Go pick up The End of Alice, posthaste. The subject isn’t for the squeamish, but it’s so, so beautifully written.
And huzzah for naps. I can’t live without ’em either.
Sounds like I need to start reading Holmes, too… advocate for napping *and* stream-of-consciousness research/shopping? Definitely of the same tribe.
Google and Wikipedia are two of the fiction writer’s best friends and worst enemies. My problem is that I go to Wikipedia to look up, say, a particular method of building demolition, and then I come out of my wikitrance two hours later with my browser open to a page about the principal exports of Finland.
…at least my horrible ‘research’ habits are cheaper?
My people indeed!
My husband is that Easy Napper as well. He can lay down and be out cold in about 2 seconds. Same deal at night. I wish I could do that. I myself have to do the 20-minute Power Nap or none at all, becuase then I get all groggy and cranky. I can also Alert Nap, which does a body good. The exeption was when I was pregnant, boooy did I nap then. My advice to Munchkin is ignore the sideways glances you may get as you’re headed into the nap room (I mean, it’s there, right? Presumably for people to use!). You are growing another little person inside you for crying out loud, and anyone who gives you crap about needing to rest should cram it in their word-hole. :)
M. — “wikitrance” — I love it! And, sadly, know it too too well.

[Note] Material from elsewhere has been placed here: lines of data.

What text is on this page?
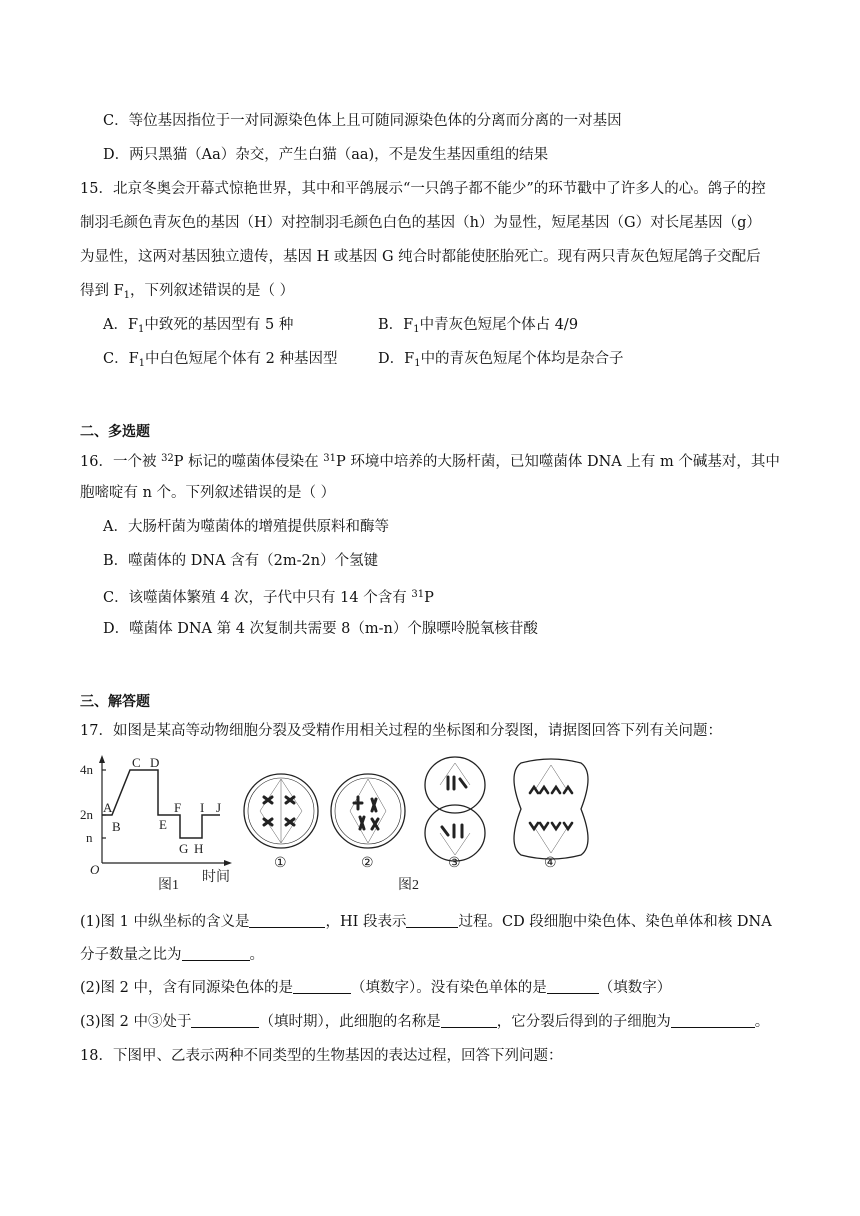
C．等位基因指位于一对同源染色体上且可随同源染色体的分离而分离的一对基因
D．两只黑猫（Aa）杂交，产生白猫（aa)，不是发生基因重组的结果
15．北京冬奥会开幕式惊艳世界，其中和平鸽展示“一只鸽子都不能少”的环节戳中了许多人的心。鸽子的控
制羽毛颜色青灰色的基因（H）对控制羽毛颜色白色的基因（h）为显性，短尾基因（G）对长尾基因（g）
为显性，这两对基因独立遗传，基因 H 或基因 G 纯合时都能使胚胎死亡。现有两只青灰色短尾鸽子交配后
得到 $F_1$，下列叙述错误的是（ ）
A．$F_1$中致死的基因型有 5 种	B．$F_1$中青灰色短尾个体占 4/9
C．$F_1$中白色短尾个体有 2 种基因型	D．$F_1$中的青灰色短尾个体均是杂合子
二、多选题
16．一个被 $^{32}$P 标记的噬菌体侵染在 $^{31}$P 环境中培养的大肠杆菌，已知噬菌体 DNA 上有 m 个碱基对，其中
胞嘧啶有 n 个。下列叙述错误的是（ ）
A．大肠杆菌为噬菌体的增殖提供原料和酶等
B．噬菌体的 DNA 含有（2m-2n）个氢键
C．该噬菌体繁殖 4 次，子代中只有 14 个含有 $^{31}$P
D．噬菌体 DNA 第 4 次复制共需要 8（m-n）个腺嘌呤脱氧核苷酸
三、解答题
17．如图是某高等动物细胞分裂及受精作用相关过程的坐标图和分裂图，请据图回答下列有关问题：
4n
2n
n
O
时间
A
B
C D
E
F
G H
I J
图1
①	②	③	④
图2
(1)图 1 中纵坐标的含义是	，HI 段表示	过程。CD 段细胞中染色体、染色单体和核 DNA
分子数量之比为	。
(2)图 2 中，含有同源染色体的是	（填数字）。没有染色单体的是	（填数字）
(3)图 2 中③处于	（填时期），此细胞的名称是	，它分裂后得到的子细胞为	。
18．下图甲、乙表示两种不同类型的生物基因的表达过程，回答下列问题：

Hooray for napping or, as I like to call it, thinking with my eyes closed, and a somewhat more muted hooray for “research” — retail or otherwise. Food blogs make up my current “research” interest, and, since I’m trying to finish up a writing project, I am now know EVERYTHING about the food world. My actual topic? Not so much.
I look forward to your napping piece, Sars!
Oh, napping. I have totally sneaked (snuck?) five- and ten-minute catnaps under my desk, because some afternoons, when the sun comes in my office windows really strongly, I wind up faceplanting on my keyboard or drooling all over myself. I work in a teeny office, and it’s the only place to hide. It works pretty well because it’s dark but you can’t get too comfortable, and it totally solves the faceplant problem. On the other hand, it’s totally embarrassing, because hi: I’m a grown-up professional person who sleeps under her desk. And sometimes drools.
“Alert napping” is actually a form of self-hypnosis. Hypnosis occurs when the brain waves move from beta through alpha to low alpha/high theta. (Delta is the next step down… that’s regular sleep.) So when you’re “alert napping” you’re in a hypnotic state. This is why you’re resting, but aware of everything around you. You’re so relaxed and your brain state is altered so it “feels” like you’re in a sleep state, but you’re not really. Useful state to be able to attain, too… 20 minutes in that space is like two hours of deep sleep.
Awesome!! Now I know what I am: not a napper, but a self-hypnosis expert!
Seriously, there is not a location yet invented in which I cannot nap, including all forms of transport — even the middle seat of coach on a transatlantic flight. This is why I will never be one of those women who meets Mr Right on the train or plane, because a) I’m not awake to chat with him and b) my head is lolling to the side, my jaw is slack, and there’s a wee rivulet of drool deciding whether it wants to make the leap over the side of my half-open mouth. SOOOO attractive in a woman, I’m sure.
The alert factor also explains why, on the Midtown Direct, I never miss my stop, or sleep all the way to the Sunnyside yards. And it DOES feel like two hours; I’ll wake up on the sofa, totally refreshed and think, shit, I’ve slept too long and it will have been, like, 20 minutes.
Dee, I am also one of those people who can’t be put in a trance by an actual hypnotist. Is this common among those of us who are “alert [self-hypnotizing] nappers”?